KEY POINTS:
Being called a bitch has never worried me - which must be really frustrating for the person hurling the insult.
Ramping it up one level to the C word might be overdoing it, so instead they laterally think all the way over to mentally ill. I don't mind being called mentally ill either, some of my favourite people are certifiable.
When my book Bitch and Famous was published, the first question journalists asked was: "Why would you willingly refer to yourself as a bitch?"
And the answer is simple: Because I am one and I'm proud of it. I was quite shocked to hear that people still regard bitch as a bad word. Surely we have reached a point in our emancipation where we can claim it and own the power of it without feeling it brands us as an undesirable.

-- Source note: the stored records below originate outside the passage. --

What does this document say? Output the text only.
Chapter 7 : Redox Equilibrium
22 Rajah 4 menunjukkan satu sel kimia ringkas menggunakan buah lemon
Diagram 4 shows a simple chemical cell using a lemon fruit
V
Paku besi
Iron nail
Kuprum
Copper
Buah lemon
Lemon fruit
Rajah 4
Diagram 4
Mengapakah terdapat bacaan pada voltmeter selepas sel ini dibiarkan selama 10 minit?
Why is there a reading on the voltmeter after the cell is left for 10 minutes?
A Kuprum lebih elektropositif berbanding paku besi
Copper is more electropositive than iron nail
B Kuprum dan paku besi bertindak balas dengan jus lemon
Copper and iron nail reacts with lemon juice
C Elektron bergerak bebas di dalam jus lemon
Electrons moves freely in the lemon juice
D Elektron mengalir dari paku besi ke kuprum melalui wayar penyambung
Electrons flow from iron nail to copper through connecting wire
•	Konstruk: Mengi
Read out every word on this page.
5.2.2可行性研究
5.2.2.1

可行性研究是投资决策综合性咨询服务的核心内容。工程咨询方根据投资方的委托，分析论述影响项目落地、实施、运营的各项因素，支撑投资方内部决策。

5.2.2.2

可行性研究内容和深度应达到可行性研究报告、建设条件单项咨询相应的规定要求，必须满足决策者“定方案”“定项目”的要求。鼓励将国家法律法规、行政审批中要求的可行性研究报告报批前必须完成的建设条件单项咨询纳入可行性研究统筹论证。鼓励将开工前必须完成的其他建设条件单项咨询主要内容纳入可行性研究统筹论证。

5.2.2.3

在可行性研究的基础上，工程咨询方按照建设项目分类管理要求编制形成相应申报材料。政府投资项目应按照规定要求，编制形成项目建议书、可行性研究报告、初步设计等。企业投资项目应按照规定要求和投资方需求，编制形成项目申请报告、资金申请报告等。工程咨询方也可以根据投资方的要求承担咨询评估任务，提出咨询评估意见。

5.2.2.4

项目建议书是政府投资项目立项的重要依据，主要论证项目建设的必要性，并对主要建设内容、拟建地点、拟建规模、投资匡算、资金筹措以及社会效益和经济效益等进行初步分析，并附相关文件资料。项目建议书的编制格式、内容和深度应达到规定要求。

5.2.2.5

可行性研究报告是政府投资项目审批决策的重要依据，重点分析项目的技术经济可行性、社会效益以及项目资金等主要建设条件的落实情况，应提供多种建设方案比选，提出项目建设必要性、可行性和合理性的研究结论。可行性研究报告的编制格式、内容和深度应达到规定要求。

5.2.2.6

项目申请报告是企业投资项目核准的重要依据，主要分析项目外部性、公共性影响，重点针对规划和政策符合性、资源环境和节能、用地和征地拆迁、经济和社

Over in the States there's a magazine for people like me. BITCH magazine says: "When it's being used as an insult, 'bitch' is an epithet hurled at women who speak their minds, who have opinions and don't shy away from expressing them, and who don't sit by and smile uncomfortably if they're bothered or offended. If being an outspoken woman means being a bitch, we'll take that as a compliment, thanks."
My favourite T-shirt is one bought for me in a vintage shop by a friend, which is bright purple and says: "WARNING: I go from zero to bitch in 4.3 seconds."
Most women who own their inner bitch found her one day while they were trying to get noticed. In my case it was the shoulder-padded, briefcase-clad 80s and 90s, when women learned that if you acted like a man, strutted like a man and swore like a man, people took you seriously.
Careers were carved by women f-ing and blinding, yelling and barking, strutting and posturing. But as Bette Davis said: "When a man gives his opinion, he's a man; when a woman gives her opinion, she's a bitch."
Today my bitch has been tamed somewhat, and is let out only on special occasions for protection, or simply to impress someone. She's a great one-trick pony, my bitch. But she has left me with the social handicap that men will never hit on me - I must be the only 45-year-old pick-up line virgin. Not for me the "Quick call heaven, I heard they'd lost an angel and I've just found her" or even the more simplistic "Wanna root?" Instead, men tend to hang around me for so long that in the end I simply say: "Did you want something?" And it turns out they did.
Men also regard you with all the warmth and enthusiasm of a postie with a wild dog gnashing at him over the fence. They stand poised and ready for you to bite their heads off at any moment. They're nearly right, I tend to bite further down.
Men will also react in horror when you use the word "no" frequently. They don't like women saying no - that's why we have rape crisis centres and women's refuges.
The true bitch comes from a place of strength and often humour. But lately I've had to clarify what kind of bitch I'm being called because there's another kind emerging, who I'll have nothing to do with - that snarling insecure woman whose self-esteem is so low she can look at other women only with envy. This is the schoolyard bitch, the bully, the threatened one. There's one in every workplace, in every social group.
Where was she when we were knocking our bitch into shape climbing the ladder, smashing a glass ceiling or two and storming in and out of meetings? Making the tea and draining the clothing boutiques of anything floral and the cosmetic stores of pink lipstick.
Sticking around long enough for the dust to settle then offering herself at a reduced rate and an eighth of the attitude after all the hard work had been done.
I don't think this bitch has earned her stripes, or ever will. She's a faux bitch and if you call me one of those bitches I'll bite really hard.
The amazing thing is that this bitch is so subtle you sometimes miss her. When you find one you can't quite believe that the woman with no style, who wouldn't send a ripple of interest across the pond of life could find the wherewithal to be that hurtful. What a bitch.